By Mandy Tomasik, KSU library & information science practicum student
It’s that time of year when the air turns chilly and thoughts turn to things comfy and cozy. I have been in squirrel mode preparing my apartment for the cold weather ahead, since the thought of hibernating in a cluttered space makes me claustrophobic all over. So, with housekeeping on my mind, I couldn’t help but notice while working in the archives the significant number of house and home-related exhibits clustered in the mid-1940’s to early 1950’s. There’s probably plenty to be said about the interest in domestic affairs and industrial design in the aftermath of WWII, but I’ll leave that to the experts and instead share my favorite finds from:
First of all, who could pass up this (now) classic Eames coffee table and chair?
After all, I’m going to need somewhere to park my new wire recorder!
Truly though, I want this.
There’s something illicitly fascinating about smoking-related objects from back in the heyday of cigarettes, like these ashtrays and “cigarette box”. Very Mad Men.
However, those don’t hold a candle (or a match?) to this “Glamor Kit”! The ladies surely went wild over this “Plastic combination cigarette case and compact”.
The items in Useful Objects for the Home were selected based on their practical applications, while keeping design as a primary consideration. The exhibition catalog (pictured at the top) lists the objects, their designers, producers and retailers. “Prices range[d] broadly between 20¢ and $25,” (Useful Objects for the Home exhibition catalog, 1947, Akron Art Museum Archives), and the majority of items were available in local Akron stores.
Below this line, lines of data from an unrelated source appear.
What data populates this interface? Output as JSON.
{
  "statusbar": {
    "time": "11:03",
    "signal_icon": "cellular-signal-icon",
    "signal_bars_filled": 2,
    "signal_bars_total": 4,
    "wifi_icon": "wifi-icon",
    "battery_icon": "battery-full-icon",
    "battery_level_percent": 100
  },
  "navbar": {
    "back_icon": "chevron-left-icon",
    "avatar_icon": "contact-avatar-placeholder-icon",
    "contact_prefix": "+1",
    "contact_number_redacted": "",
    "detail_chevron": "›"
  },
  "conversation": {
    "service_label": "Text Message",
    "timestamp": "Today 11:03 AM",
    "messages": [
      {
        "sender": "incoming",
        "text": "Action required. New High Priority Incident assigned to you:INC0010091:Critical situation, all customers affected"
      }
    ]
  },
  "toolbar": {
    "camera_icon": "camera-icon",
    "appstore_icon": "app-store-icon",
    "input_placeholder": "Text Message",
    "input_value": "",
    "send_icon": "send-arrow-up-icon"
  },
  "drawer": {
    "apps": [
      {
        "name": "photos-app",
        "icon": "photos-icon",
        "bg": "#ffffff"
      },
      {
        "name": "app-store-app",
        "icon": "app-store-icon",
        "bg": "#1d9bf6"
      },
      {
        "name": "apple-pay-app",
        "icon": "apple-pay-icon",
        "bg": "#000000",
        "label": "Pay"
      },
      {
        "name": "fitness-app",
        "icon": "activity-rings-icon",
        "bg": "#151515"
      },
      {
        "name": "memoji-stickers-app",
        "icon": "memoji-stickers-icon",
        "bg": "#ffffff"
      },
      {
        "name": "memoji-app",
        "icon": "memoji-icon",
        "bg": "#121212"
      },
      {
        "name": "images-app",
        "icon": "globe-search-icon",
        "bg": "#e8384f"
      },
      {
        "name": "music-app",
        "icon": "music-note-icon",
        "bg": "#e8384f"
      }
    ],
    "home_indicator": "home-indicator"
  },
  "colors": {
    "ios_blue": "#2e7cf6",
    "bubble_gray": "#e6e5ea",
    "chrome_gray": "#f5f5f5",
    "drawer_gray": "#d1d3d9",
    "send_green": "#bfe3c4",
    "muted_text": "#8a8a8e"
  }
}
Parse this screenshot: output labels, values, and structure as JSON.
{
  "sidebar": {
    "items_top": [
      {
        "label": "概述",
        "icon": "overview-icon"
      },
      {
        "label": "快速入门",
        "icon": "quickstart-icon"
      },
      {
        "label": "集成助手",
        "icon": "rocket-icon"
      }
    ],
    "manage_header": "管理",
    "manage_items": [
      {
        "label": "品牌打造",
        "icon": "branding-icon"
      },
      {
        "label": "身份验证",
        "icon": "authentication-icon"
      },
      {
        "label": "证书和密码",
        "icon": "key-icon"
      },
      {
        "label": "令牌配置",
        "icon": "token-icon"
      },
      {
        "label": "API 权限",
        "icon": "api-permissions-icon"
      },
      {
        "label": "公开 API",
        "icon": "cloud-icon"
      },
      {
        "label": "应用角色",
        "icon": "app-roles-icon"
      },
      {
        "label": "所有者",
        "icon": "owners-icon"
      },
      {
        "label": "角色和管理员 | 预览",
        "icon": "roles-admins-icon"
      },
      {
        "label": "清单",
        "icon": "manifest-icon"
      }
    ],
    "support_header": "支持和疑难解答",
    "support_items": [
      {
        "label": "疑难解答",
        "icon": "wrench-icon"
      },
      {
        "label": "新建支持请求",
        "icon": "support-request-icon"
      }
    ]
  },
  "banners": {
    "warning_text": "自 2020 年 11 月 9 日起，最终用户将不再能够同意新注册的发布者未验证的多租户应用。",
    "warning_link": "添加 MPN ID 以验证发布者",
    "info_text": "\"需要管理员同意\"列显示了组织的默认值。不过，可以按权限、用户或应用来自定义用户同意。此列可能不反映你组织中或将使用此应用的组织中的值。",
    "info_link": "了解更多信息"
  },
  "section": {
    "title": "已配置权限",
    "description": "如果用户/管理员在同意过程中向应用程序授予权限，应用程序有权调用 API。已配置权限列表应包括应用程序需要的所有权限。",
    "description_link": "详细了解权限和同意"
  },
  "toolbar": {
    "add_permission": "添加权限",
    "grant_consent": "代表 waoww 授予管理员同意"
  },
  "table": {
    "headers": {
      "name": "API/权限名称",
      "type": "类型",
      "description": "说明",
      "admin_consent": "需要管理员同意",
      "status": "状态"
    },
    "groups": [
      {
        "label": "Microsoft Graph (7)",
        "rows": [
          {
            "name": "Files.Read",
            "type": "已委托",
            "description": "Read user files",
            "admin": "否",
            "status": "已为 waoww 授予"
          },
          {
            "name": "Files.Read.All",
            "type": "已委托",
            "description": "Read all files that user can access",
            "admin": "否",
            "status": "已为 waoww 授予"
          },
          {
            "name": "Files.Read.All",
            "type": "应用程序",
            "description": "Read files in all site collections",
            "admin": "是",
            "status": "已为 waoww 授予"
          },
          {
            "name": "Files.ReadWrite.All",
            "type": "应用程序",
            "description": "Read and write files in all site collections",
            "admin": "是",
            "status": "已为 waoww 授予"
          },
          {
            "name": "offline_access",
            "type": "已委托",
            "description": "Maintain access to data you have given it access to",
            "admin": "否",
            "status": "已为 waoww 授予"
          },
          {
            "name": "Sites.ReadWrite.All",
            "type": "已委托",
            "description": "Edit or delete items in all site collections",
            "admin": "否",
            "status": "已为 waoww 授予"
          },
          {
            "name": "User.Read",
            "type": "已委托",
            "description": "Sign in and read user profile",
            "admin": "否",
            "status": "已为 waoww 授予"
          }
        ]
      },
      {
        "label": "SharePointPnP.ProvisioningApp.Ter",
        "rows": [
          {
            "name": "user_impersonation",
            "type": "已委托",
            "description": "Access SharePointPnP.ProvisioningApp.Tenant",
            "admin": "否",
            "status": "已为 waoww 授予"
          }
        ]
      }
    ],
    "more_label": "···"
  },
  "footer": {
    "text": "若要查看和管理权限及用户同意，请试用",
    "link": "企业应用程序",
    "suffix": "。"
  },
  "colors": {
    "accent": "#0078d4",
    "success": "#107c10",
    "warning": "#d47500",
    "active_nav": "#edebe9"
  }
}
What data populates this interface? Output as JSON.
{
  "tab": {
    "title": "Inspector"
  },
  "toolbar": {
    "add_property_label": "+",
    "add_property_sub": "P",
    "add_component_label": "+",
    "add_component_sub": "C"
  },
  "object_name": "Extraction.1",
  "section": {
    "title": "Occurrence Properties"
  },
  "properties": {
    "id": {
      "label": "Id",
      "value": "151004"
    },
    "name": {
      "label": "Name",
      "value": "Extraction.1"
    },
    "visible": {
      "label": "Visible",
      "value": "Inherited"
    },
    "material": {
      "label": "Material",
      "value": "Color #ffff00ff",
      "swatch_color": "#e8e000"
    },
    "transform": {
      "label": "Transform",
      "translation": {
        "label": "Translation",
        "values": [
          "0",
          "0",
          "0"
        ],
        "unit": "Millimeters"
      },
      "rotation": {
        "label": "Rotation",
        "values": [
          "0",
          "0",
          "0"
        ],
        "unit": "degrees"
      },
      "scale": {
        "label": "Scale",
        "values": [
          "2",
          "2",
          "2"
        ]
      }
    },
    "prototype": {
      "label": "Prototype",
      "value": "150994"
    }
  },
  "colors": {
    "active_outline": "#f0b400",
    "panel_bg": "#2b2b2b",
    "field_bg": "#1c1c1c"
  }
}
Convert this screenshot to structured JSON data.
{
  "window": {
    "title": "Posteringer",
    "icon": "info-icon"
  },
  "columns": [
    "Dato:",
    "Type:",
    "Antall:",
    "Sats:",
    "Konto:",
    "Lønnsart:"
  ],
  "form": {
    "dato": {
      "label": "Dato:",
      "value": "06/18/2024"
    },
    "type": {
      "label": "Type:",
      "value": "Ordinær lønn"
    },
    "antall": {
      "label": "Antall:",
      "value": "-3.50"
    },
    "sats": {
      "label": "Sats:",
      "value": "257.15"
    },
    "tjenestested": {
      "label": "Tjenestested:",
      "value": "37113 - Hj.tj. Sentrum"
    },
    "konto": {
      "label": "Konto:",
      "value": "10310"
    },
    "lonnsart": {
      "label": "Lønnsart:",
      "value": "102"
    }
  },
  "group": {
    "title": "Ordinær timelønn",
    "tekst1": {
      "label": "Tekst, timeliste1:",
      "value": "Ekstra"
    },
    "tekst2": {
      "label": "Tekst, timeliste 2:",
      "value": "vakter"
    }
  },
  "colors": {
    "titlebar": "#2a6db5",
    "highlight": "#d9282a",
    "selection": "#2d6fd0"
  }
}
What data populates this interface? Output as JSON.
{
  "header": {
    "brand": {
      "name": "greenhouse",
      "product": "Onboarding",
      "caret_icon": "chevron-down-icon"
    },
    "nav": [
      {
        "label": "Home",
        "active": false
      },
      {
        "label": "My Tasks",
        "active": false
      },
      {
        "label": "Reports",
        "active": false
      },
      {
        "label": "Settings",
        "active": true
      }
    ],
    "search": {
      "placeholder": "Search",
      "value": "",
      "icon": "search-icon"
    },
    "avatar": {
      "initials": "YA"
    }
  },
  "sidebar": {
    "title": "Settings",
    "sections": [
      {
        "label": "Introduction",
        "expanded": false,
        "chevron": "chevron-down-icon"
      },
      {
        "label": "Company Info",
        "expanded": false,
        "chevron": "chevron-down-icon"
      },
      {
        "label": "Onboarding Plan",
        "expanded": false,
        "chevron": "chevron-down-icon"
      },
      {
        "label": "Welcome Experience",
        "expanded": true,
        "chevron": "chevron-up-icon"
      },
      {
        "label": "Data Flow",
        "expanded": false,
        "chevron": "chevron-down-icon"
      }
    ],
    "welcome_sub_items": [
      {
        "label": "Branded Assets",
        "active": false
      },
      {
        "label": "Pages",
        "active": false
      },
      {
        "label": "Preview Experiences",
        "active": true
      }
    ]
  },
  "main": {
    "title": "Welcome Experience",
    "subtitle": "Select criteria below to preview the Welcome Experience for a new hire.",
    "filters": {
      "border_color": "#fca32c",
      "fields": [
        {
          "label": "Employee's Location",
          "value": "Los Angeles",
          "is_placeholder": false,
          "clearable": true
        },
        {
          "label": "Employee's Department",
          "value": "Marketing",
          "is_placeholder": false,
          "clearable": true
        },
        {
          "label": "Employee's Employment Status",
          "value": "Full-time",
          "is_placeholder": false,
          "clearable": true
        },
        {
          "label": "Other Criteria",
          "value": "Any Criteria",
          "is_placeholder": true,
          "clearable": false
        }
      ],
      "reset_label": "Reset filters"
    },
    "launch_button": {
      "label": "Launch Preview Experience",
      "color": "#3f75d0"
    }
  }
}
This exhibit, which took place November – December 1947, was part of a series called Art in Use, which included companion exhibitions titled Plan Your Home (January 1946), Made in Akron (September 1946) and Contemporary Furnishings (February 1947). The Akron Art Institute, the precursor to the Akron Art Museum, offered a four year course that included instruction in field of industrial design. At the Institute’s art school, “All art students, regardless of future plans for specialization in art, [were] required to participate in the study of ‘art in use’.” (Useful Objects for the Home exhibition catalog, 1947, Akron Art Museum Archives)
If we’re going to be all holed up in the coming winter, it might as well be with some well-designed and useful art! Of course, when we must venture out, there’s always the option of cozying up with some art here at the museum too.